Jeff Rice, Service Products/Crane Reliability
Lasers and collision avoidance
For starters, lasers have enhanced collision avoidance systems by increasing opportunities for customization. Unlike ultrasonic collision avoidance, laser-based collision avoidance features can account for multi-dimensional crane travel patterns, customized zones, and adjustable boundaries. These improved safety capabilities are particularly important in facilities that house multiple bays in relatively small spaces. Of course, even carefully programmed laser-based collision avoidance cannot replace well-trained, vigilant operators.
Lasers and Crane Reliability Studies
More importantly, lasers have transformed Crane Reliability Studies (CRS), or rail and crane surveys designed to diagnose critical structural and mechanical issues. Before lasers, CRS for both crane rails and crane geometry—the process of determining whether a crane runs squarely —was performed with tape or piano wire and several human measurers. Because it’s nearly impossible to maintain perfect angles and tautness, this method was prone to error and therefore frequently produced inaccurate results. Additionally, CRS for crane rails used to take many hours (sometimes disabling the crane for multiple shifts) and pose safety concerns, as it required at least three technicians to measure on top of the rails for extended periods of time.
Now powered by lasers, CRS is remarkably more effective and efficient today. Modern CRS for crane rails provides highly accurate insights into rail straightness, elevation, and span. Konecranes RailQ Runway Survey, for example, uses proprietary visualization technology and a remote-controlled robot trolley which runs along the rail to collect data to identify tracking issues and misalignments. Using this data, Konecranes analysts recommend repairs and routine maintenance plans. The whole process is relatively quick and safe because a robot, not humans, measures the rails. RailQ prevents critical problems that can lead to accelerated wear, dangerous malfunctions such as falling flanges, and the expense of unplanned repairs.
In addition to improving CRS processes and accuracy, lasers have rendered CRS an invaluable tool for proactive crane maintenance. Since RailQ was introduced in 2008, we’ve observed a huge uptick in rail surveys and crane geometry utilization—and many success stories about proactive maintenance as a result. Some of our customers have even begun to implement annual CRS crane rail and crane geometry surveys to inform proactive, money-saving maintenance plans.
What’s next in laser technology?
Konecranes has introduced the RailQ 3D Runway Survey. RailQ 3D uses the latest high-definition surveying technology combined with point cloud data analysis to provide information on runway condition. The 3D laser scanner can take up to 1 million measurements a second to generate a realistic model of a crane bay. Multiple 3D scans can be added together through a process called registration to build a larger and more detailed model of the environment.

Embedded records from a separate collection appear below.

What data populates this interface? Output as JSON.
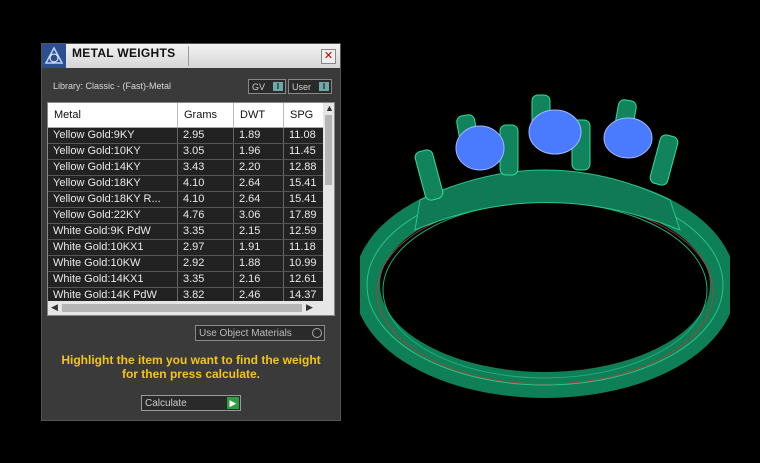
{
  "window": {
    "title": "METAL WEIGHTS",
    "close_icon": "close-icon",
    "logo_icon": "metal-weights-logo-icon"
  },
  "library": {
    "label": "Library: Classic - (Fast)-Metal"
  },
  "toggles": {
    "gv_label": "GV",
    "gv_knob": "I",
    "user_label": "User",
    "user_knob": "I"
  },
  "table": {
    "columns": [
      "Metal",
      "Grams",
      "DWT",
      "SPG"
    ],
    "rows": [
      [
        "Yellow Gold:9KY",
        "2.95",
        "1.89",
        "11.08"
      ],
      [
        "Yellow Gold:10KY",
        "3.05",
        "1.96",
        "11.45"
      ],
      [
        "Yellow Gold:14KY",
        "3.43",
        "2.20",
        "12.88"
      ],
      [
        "Yellow Gold:18KY",
        "4.10",
        "2.64",
        "15.41"
      ],
      [
        "Yellow Gold:18KY R...",
        "4.10",
        "2.64",
        "15.41"
      ],
      [
        "Yellow Gold:22KY",
        "4.76",
        "3.06",
        "17.89"
      ],
      [
        "White Gold:9K PdW",
        "3.35",
        "2.15",
        "12.59"
      ],
      [
        "White Gold:10KX1",
        "2.97",
        "1.91",
        "11.18"
      ],
      [
        "White Gold:10KW",
        "2.92",
        "1.88",
        "10.99"
      ],
      [
        "White Gold:14KX1",
        "3.35",
        "2.16",
        "12.61"
      ],
      [
        "White Gold:14K PdW",
        "3.82",
        "2.46",
        "14.37"
      ]
    ]
  },
  "use_object_materials": {
    "label": "Use Object Materials"
  },
  "instruction": "Highlight the item you want to find the weight for then press calculate.",
  "calculate": {
    "label": "Calculate"
  },
  "colors": {
    "accent_text": "#f5c518",
    "ring_metal": "#0f7a55",
    "gem": "#4a7bff"
  }
}
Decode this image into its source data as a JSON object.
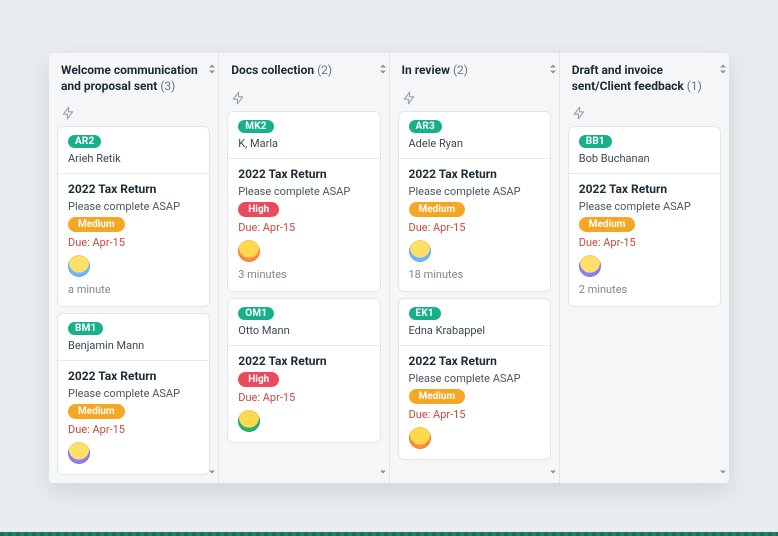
{
  "columns": [
    {
      "title": "Welcome communication and proposal sent",
      "count": "(3)",
      "cards": [
        {
          "id": "AR2",
          "client": "Arieh Retik",
          "task": "2022 Tax Return",
          "desc": "Please complete ASAP",
          "priority_label": "Medium",
          "priority_class": "medium",
          "due": "Due: Apr-15",
          "avatar_class": "av1",
          "time": "a minute"
        },
        {
          "id": "BM1",
          "client": "Benjamin Mann",
          "task": "2022 Tax Return",
          "desc": "Please complete ASAP",
          "priority_label": "Medium",
          "priority_class": "medium",
          "due": "Due: Apr-15",
          "avatar_class": "av3",
          "time": ""
        }
      ]
    },
    {
      "title": "Docs collection",
      "count": "(2)",
      "cards": [
        {
          "id": "MK2",
          "client": "K, Marla",
          "task": "2022 Tax Return",
          "desc": "Please complete ASAP",
          "priority_label": "High",
          "priority_class": "high",
          "due": "Due: Apr-15",
          "avatar_class": "av2",
          "time": "3 minutes"
        },
        {
          "id": "OM1",
          "client": "Otto Mann",
          "task": "2022 Tax Return",
          "desc": "",
          "priority_label": "High",
          "priority_class": "high",
          "due": "Due: Apr-15",
          "avatar_class": "av4",
          "time": ""
        }
      ]
    },
    {
      "title": "In review",
      "count": "(2)",
      "cards": [
        {
          "id": "AR3",
          "client": "Adele Ryan",
          "task": "2022 Tax Return",
          "desc": "Please complete ASAP",
          "priority_label": "Medium",
          "priority_class": "medium",
          "due": "Due: Apr-15",
          "avatar_class": "av1",
          "time": "18 minutes"
        },
        {
          "id": "EK1",
          "client": "Edna Krabappel",
          "task": "2022 Tax Return",
          "desc": "Please complete ASAP",
          "priority_label": "Medium",
          "priority_class": "medium",
          "due": "Due: Apr-15",
          "avatar_class": "av2",
          "time": ""
        }
      ]
    },
    {
      "title": "Draft and invoice sent/Client feedback",
      "count": "(1)",
      "cards": [
        {
          "id": "BB1",
          "client": "Bob Buchanan",
          "task": "2022 Tax Return",
          "desc": "Please complete ASAP",
          "priority_label": "Medium",
          "priority_class": "medium",
          "due": "Due: Apr-15",
          "avatar_class": "av3",
          "time": "2 minutes"
        }
      ]
    }
  ]
}
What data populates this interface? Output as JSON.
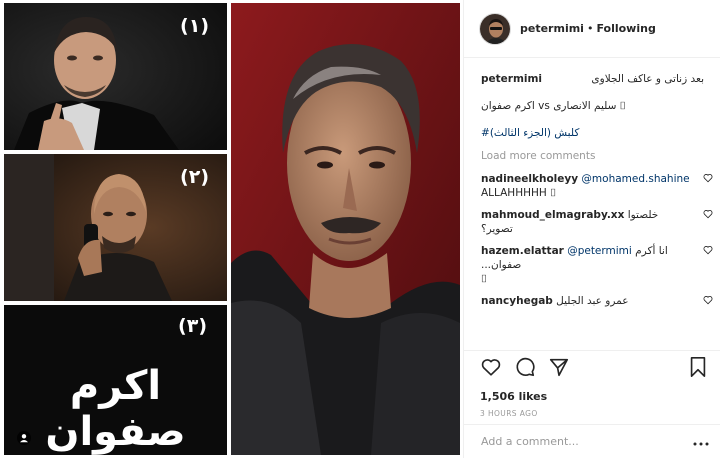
{
  "post": {
    "image_labels": {
      "tile1_number": "(١)",
      "tile2_number": "(٢)",
      "tile3_number": "(٣)",
      "tile3_name": "اكرم صفوان"
    }
  },
  "header": {
    "username": "petermimi",
    "separator": "•",
    "follow_status": "Following"
  },
  "caption": {
    "username": "petermimi",
    "line1": "بعد زناتى و عاكف الجلاوى",
    "line2": "اكرم صفوان vs سليم الانصارى ⌷",
    "hashtag": "#كلبش (الجزء الثالث)"
  },
  "load_more_label": "Load more comments",
  "comments": [
    {
      "username": "nadineelkholeyy",
      "mention": "@mohamed.shahine",
      "text": "ALLAHHHHH ⌷"
    },
    {
      "username": "mahmoud_elmagraby.xx",
      "mention": "",
      "text": "خلصتوا تصوير؟"
    },
    {
      "username": "hazem.elattar",
      "mention": "@petermimi",
      "text": "انا أكرم صفوان...",
      "text2": "⌷"
    },
    {
      "username": "nancyhegab",
      "mention": "",
      "text": "عمرو عبد الجليل"
    }
  ],
  "actions": {
    "likes": "1,506 likes",
    "time": "3 HOURS AGO",
    "icons": [
      "heart-icon",
      "comment-icon",
      "share-icon",
      "bookmark-icon"
    ]
  },
  "add_comment": {
    "placeholder": "Add a comment...",
    "more_icon": "more-options-icon"
  },
  "colors": {
    "link": "#003569",
    "muted": "#999999",
    "border": "#efefef",
    "poster_red": "#7e1518"
  }
}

In the not-so-distant future, we expect two major developments in laser technology to improve the way crane issues are diagnosed and repaired. The first is laser-based, dynamic measuring capabilities. While current CRS methods examine cranes and runways at rest, dynamic measuring will allow technicians to assess them as they handle loads. This kind of data will provide a more robust picture of how cranes function and therefore will improve the insights and recommendations that service professionals are able to provide. Secondly, lasers will eventually be used to place equipment accurately during the repair process, ensuring that every repair is executed perfectly the first time.